The story below comes from Crain’s Health Pulse.
It is very interesting that venture capital firms would be interested in setting up services that link MC plans and health providers to services that include housing, transportation and employment as well as track consumers’ needs and referral patterns while coordinating with CBOs. It’s in 30 other states. – Toni
Healthify gets $6.5M in round led by BlueCross BlueShield fund
Manhattan startup Healthify will announce Tuesday that it has raised $6.5 million in a Series A funding round led by BlueCross BlueShield Venture Partners.
The company offers a software platform that helps managed-care plans and health care providers find available social services and coordinate referrals. Healthify operates on the premise that factors beyond health care, including access to food, housing, transportation and employment, all affect the health of a given population.
“There are many services already out there that help with all of these needs, but the ability to navigate this web is broken,” said Manik Bhat, the company’s co-founder and chief executive.
Healthify allows customers to search for available services, track patients’ social needs and referral patterns, and coordinate with community-based organizations, documenting when referrals are completed.

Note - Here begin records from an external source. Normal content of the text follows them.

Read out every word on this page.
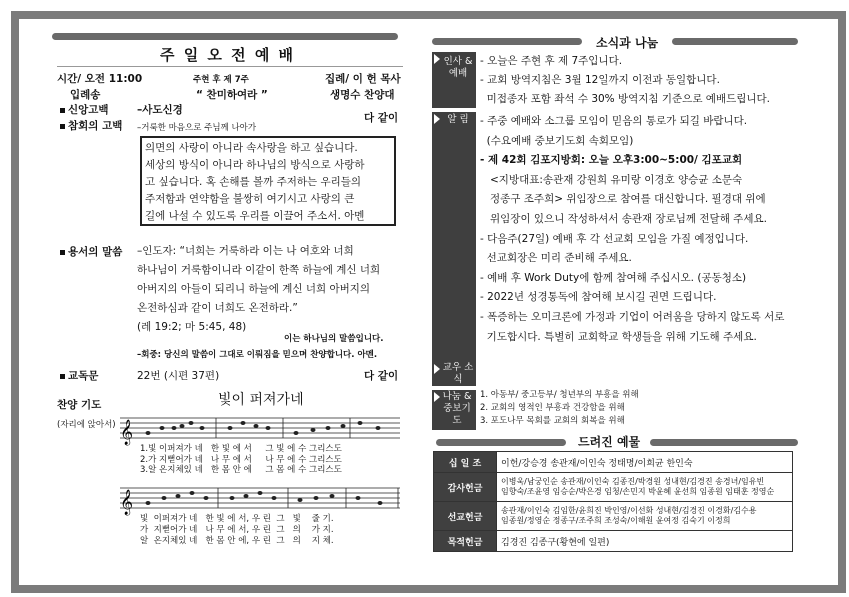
주 일 오 전 예 배
시간/ 오전 11:00	주현 후 제 7주	집례/ 이 헌 목사
입례송	“ 찬미하여라 ”	생명수 찬양대
신앙고백	–사도신경
참회의 고백 –거룩한 마음으로 주님께 나아가
다 같이
의면의 사랑이 아니라 속사랑을 하고 싶습니다.
세상의 방식이 아니라 하나님의 방식으로 사랑하
고 싶습니다. 혹 손해를 볼까 주저하는 우리들의
주저함과 연약함을 불쌍히 여기시고 사랑의 큰
길에 나설 수 있도록 우리를 이끌어 주소서. 아멘
용서의 말씀 –인도자: “너희는 거룩하라 이는 나 여호와 너희
하나님이 거룩함이니라 이같이 한쪽 하늘에 계신 너희
아버지의 아들이 되리니 하늘에 계신 너희 아버지의
온전하심과 같이 너희도 온전하라.”
(레 19:2; 마 5:45, 48)
이는 하나님의 말씀입니다.
–회중: 당신의 말씀이 그대로 이뤄짐을 믿으며 찬양합니다. 아멘.
교독문	22번 (시편 37편)	다 같이
찬양 기도
(자리에 앉아서)
빛이 퍼져가네
𝄞
1.빛 이퍼져가 네   한 빛 에 서     그 빛 에 수 그리스도
2.가 지뻗어가 네   나 무 에 서     나 무 에 수 그리스도
3.알 온지체있 네   한 몸 안 에     그 몸 에 수 그리스도
𝄞
빛  이퍼져가 네   한 빛 에 서, 우 린  그   빛    줄 기.
가  지뻗어가 네   나 무 에 서, 우 린  그   의    가 지.
알  온지체있 네   한 몸 안 에, 우 린  그   의    지 체.
소식과 나눔
인사 & 예배
- 오늘은 주현 후 제 7주입니다.
- 교회 방역지침은 3월 12일까지 이전과 동일합니다.
미접종자 포함 좌석 수 30% 방역지침 기준으로 예배드립니다.
알 림	- 주중 예배와 소그룹 모임이 믿음의 통로가 되길 바랍니다.
(수요예배 중보기도회 속회모임)
- 제 42회 김포지방회: 오늘 오후3:00~5:00/ 김포교회
<지방대표:송관재 강원희 유미랑 이경호 양승균 소문숙
정종구 조주희> 위임장으로 참여를 대신합니다. 필경대 위에
위임장이 있으니 작성하셔서 송관재 장로님께 전달해 주세요.
- 다음주(27일) 예배 후 각 선교회 모임을 가질 예정입니다.
선교회장은 미리 준비해 주세요.
- 예배 후 Work Duty에 함께 참여해 주십시오. (공동청소)
- 2022년 성경통독에 참여해 보시길 권면 드립니다.
- 폭증하는 오미크론에 가정과 기업이 어려움을 당하지 않도록 서로
기도합시다. 특별히 교회학교 학생들을 위해 기도해 주세요.
교우 소식
나눔 & 중보기도
1. 아동부/ 중고등부/ 청년부의 부흥을 위해
2. 교회의 영적인 부흥과 건강함을 위해
3. 포도나무 목회를 교회의 회복을 위해
드려진 예물
십 일 조	이헌/강승경 송관재/이인숙 정태명/이희균 한인숙
감사헌금	이병욱/남궁인순 송관재/이인숙 김종진/박경원 성내현/김경진 송경녀/임유빈
임향숙/조윤영 임승순/박은경 임청/손민지 박윤혜 윤선희 임종원 임태훈 정영순
선교헌금	송관재/이인숙 김임한/윤희진 박인영/이선화 성내현/김경진 이경화/김수용
임종원/정영순 정종구/조주희 조성숙/이해원 윤여정 김숙기 이정희
목적헌금	김경진 김종구(황현에 일편)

“It introduces a level of accountability into a process that’s never had one,” said Bhat.
Manhattan venture capital firms Primary Venture Partners and Activate Venture Partners also participated in the Series A round after contributing to a seed round for Healthify last year. The startup, which has raised $9.5 million since its founding in 2012, now operates in 30 states.
The company charges its customers based on how many staff members are using its product. Insurers and providers can make further agreements with Healthify to distribute licenses to social service agencies with which they coordinate care.
Healthify has about 30 employees. Bhat declined to disclose total revenue but said it has doubled in the past nine months. Local clients include New York-Presbyterian, NYU Langone Medical Center and Aetna.
Other companies making it easier for people to find community services include One Degree in San Francisco and Purple Binder in Chicago.
The investment made sense for BCBS Venture Partners because of the need for plans to manage members’ medical costs, which are often driven by nonmedical factors, said Binoy Bhansali, vice president at Sandbox Industries, which manages the fund’s investments.
“There were a lot of companies that have data about all the social services that exist in a market,” he said. “Not that many have the vision of helping payers manage nonmedical costs in the way Healthify does.” —J.L.